Saturday 11 August 2007

We Are Totally Taking First Class Back!

While some people are travelling in the lap of luxury through Europe (and complaining about it), others (i.e. ME) have braved the perils of the Vietnamese rail system and lived to tell the tale. We dragged ourselves out of bed at the ungodly hour of 5.10am in order to catch the train to Lao Cai, a town on the Chinese border and an hour away from Sapa, our ultimate destination.

We spent a number of hours yesterday dealing with Hanoi train station. After standing in line for ages due to the Vietnamese habit of pushing in and being sent to various different other queues and rooms, we were finally told that tickets to our destination would not be sold until a few hours from that time. When we finally got our tickets, the only seats left were 'hard seats', which is basically fourth class. Although strongly advised against taking such seats by our beloved guide book, we had to get going, so we took the plunge...


... And I think I can safely say that this was one of the worst trains in the entire world. I wish I had taken a picture of the outside of the train, but it seems that at the time I was too horrified. Let's just say it looked like it was about to fall apart. The inside was not much better (see photo), with hard wooden benches. The only saving grace were the fans that were bolted to the ceiling at regular intervals. This uncomfortable and extremely sweaty journey lasted from 6.10 in the morning until 5.00 in the evening. And with eleven hours travel time you'd think we'd have gotten quite far. But that would be too easy - this dreaded day trip managed to get us only 340km from our place of departure!!

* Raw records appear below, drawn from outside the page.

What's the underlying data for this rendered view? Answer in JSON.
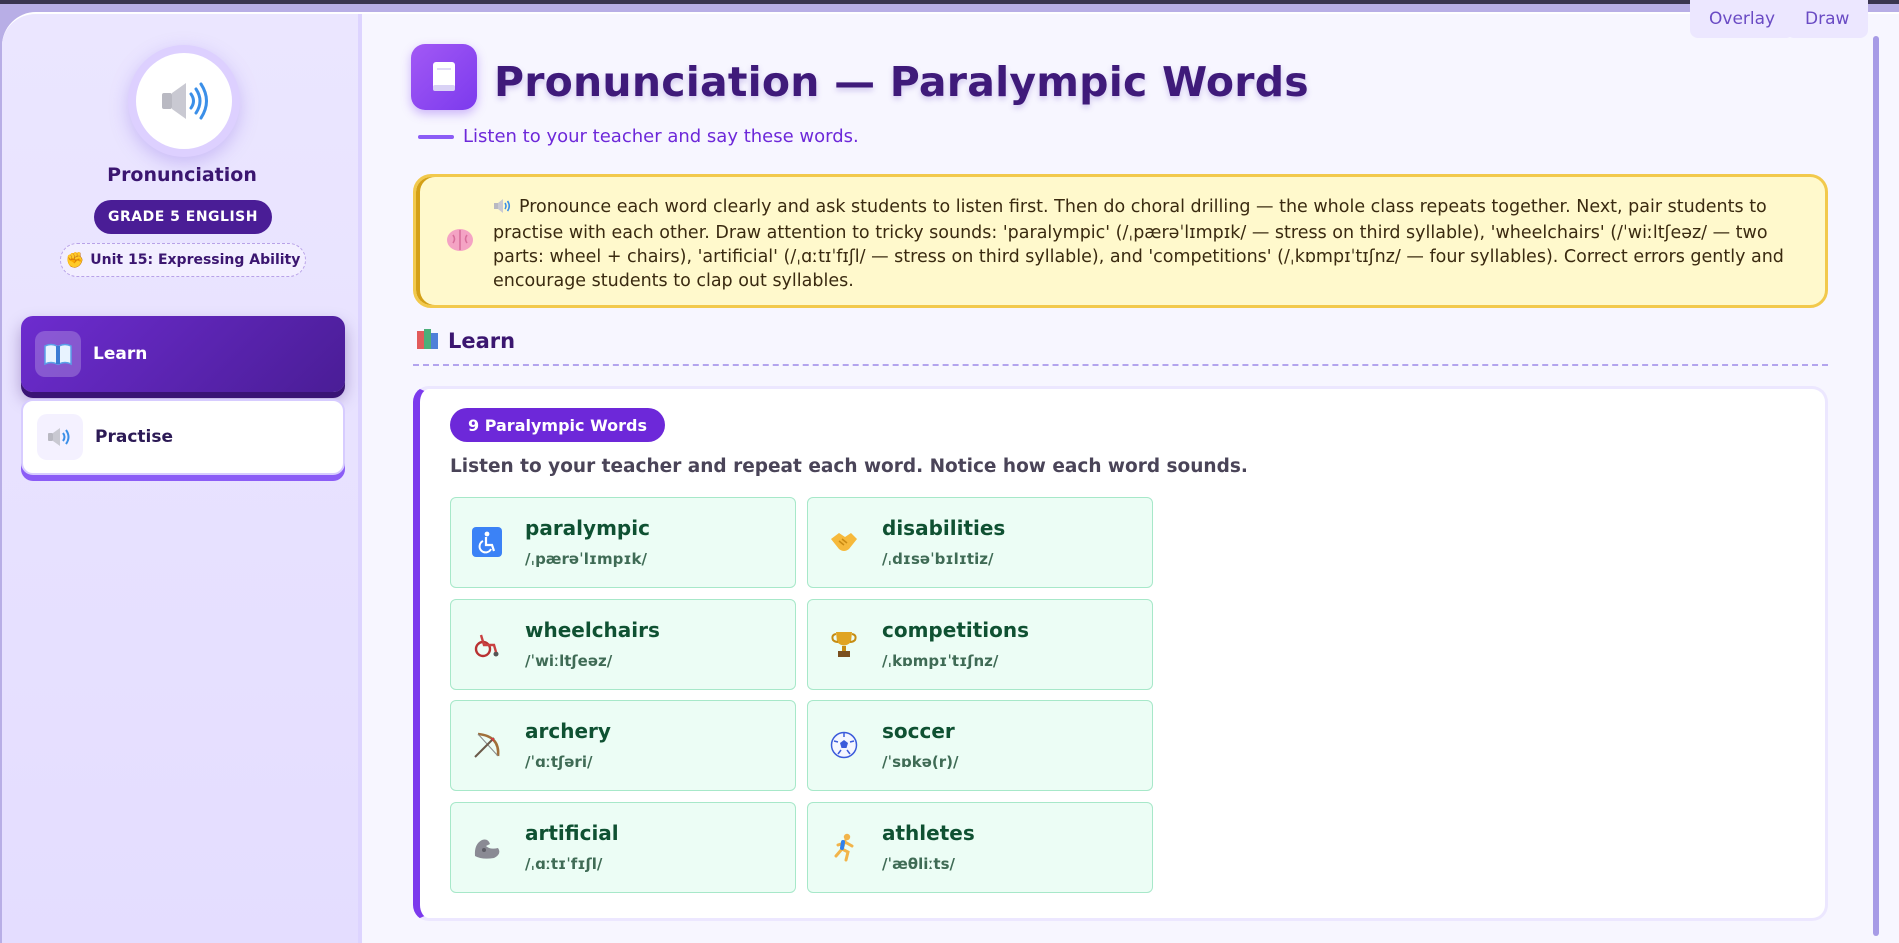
{
  "sidebar": {
    "brand_title": "Pronunciation",
    "grade_badge": "GRADE 5 ENGLISH",
    "unit_badge": "Unit 15: Expressing Ability",
    "unit_icon": "flexed-biceps-icon",
    "nav": [
      {
        "label": "Learn",
        "icon": "book-icon",
        "active": true
      },
      {
        "label": "Practise",
        "icon": "speaker-icon",
        "active": false
      }
    ]
  },
  "toolbar": {
    "overlay_label": "Overlay",
    "draw_label": "Draw"
  },
  "page": {
    "title": "Pronunciation — Paralympic Words",
    "subtitle": "Listen to your teacher and say these words."
  },
  "teacher_note": {
    "text": "Pronounce each word clearly and ask students to listen first. Then do choral drilling — the whole class repeats together. Next, pair students to practise with each other. Draw attention to tricky sounds: 'paralympic' (/ˌpærəˈlɪmpɪk/ — stress on third syllable), 'wheelchairs' (/ˈwiːltʃeəz/ — two parts: wheel + chairs), 'artificial' (/ˌɑːtɪˈfɪʃl/ — stress on third syllable), and 'competitions' (/ˌkɒmpɪˈtɪʃnz/ — four syllables). Correct errors gently and encourage students to clap out syllables."
  },
  "section": {
    "title": "Learn"
  },
  "card": {
    "count_label": "9 Paralympic Words",
    "instructions": "Listen to your teacher and repeat each word. Notice how each word sounds.",
    "words": [
      {
        "word": "paralympic",
        "ipa": "/ˌpærəˈlɪmpɪk/",
        "icon": "wheelchair-symbol-icon"
      },
      {
        "word": "disabilities",
        "ipa": "/ˌdɪsəˈbɪlɪtiz/",
        "icon": "handshake-icon"
      },
      {
        "word": "wheelchairs",
        "ipa": "/ˈwiːltʃeəz/",
        "icon": "wheelchair-icon"
      },
      {
        "word": "competitions",
        "ipa": "/ˌkɒmpɪˈtɪʃnz/",
        "icon": "trophy-icon"
      },
      {
        "word": "archery",
        "ipa": "/ˈɑːtʃəri/",
        "icon": "bow-and-arrow-icon"
      },
      {
        "word": "soccer",
        "ipa": "/ˈsɒkə(r)/",
        "icon": "soccer-ball-icon"
      },
      {
        "word": "artificial",
        "ipa": "/ˌɑːtɪˈfɪʃl/",
        "icon": "mechanical-arm-icon"
      },
      {
        "word": "athletes",
        "ipa": "/ˈæθliːts/",
        "icon": "runner-icon"
      }
    ]
  }
}
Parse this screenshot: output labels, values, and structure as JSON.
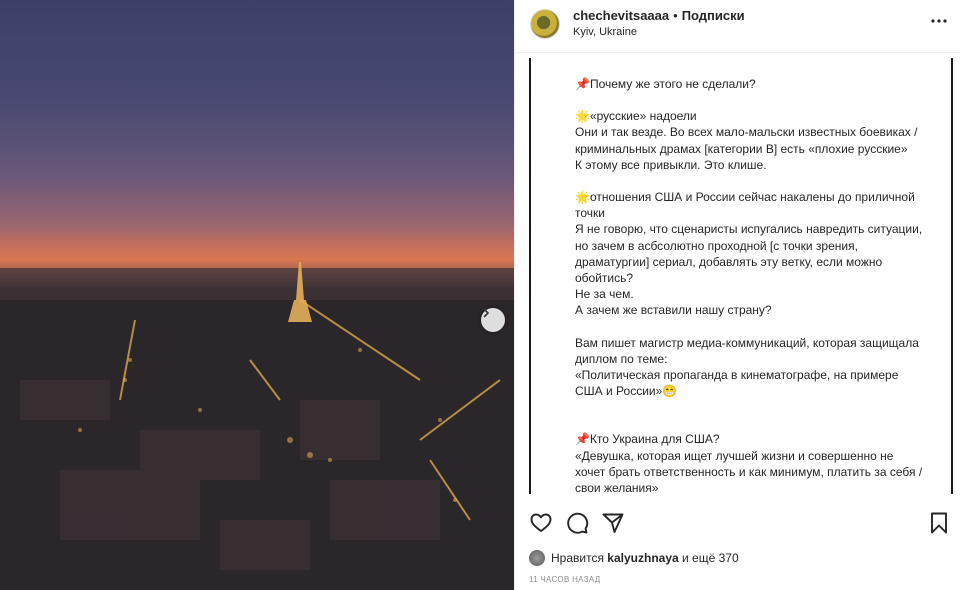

Despite the pain, the trip had some great scenery (as usual) and was not without it's amusing incidents (the type of amusing where you either have to laugh or cry). Most of this was caused by the fact that Vietnamese people do not seem to have any concept of personal space. The people on the opposite bench started the journey by sticking their smelly bare feet on the very limited space on our seat. Although they didn't speak English, I'm pretty sure they then asked me if I was 2 months pregnant (the chunky-moneybelt-under-dress effect) and consequent to this belief started buying strange food from the train vendors and giving it to me. They also laughed at how hairy Josh's legs and face were (rubbing and touching them), told us we both needed haircuts and, I believe, recommended a haircare product in a magazine they were reading.

By the end of the trip we were all hot, tired and grumpy. The weirdness of it all was capped off when one of the women on the train scurried over to us, took our bag of rubbish from under our seat, tore it open, took out some empty bottles and bread that we didn't eat, then hurled the (plastic) bag out of the train window and scurried away again. The tension was thick in the air as all the people around us saw Josh and I look at each other in disbelief, then as we started laughing hysterically, so did everyone else!

1 comment:

Unknown said...

11 hours! My goodness, what is Josh doing to you. That sounds terrible, at least you could laugh about it though. I am not sure what would make me more upset the "hard seats" or people thinking I was pregnant.

I hope you make it back to Sydney in one piece.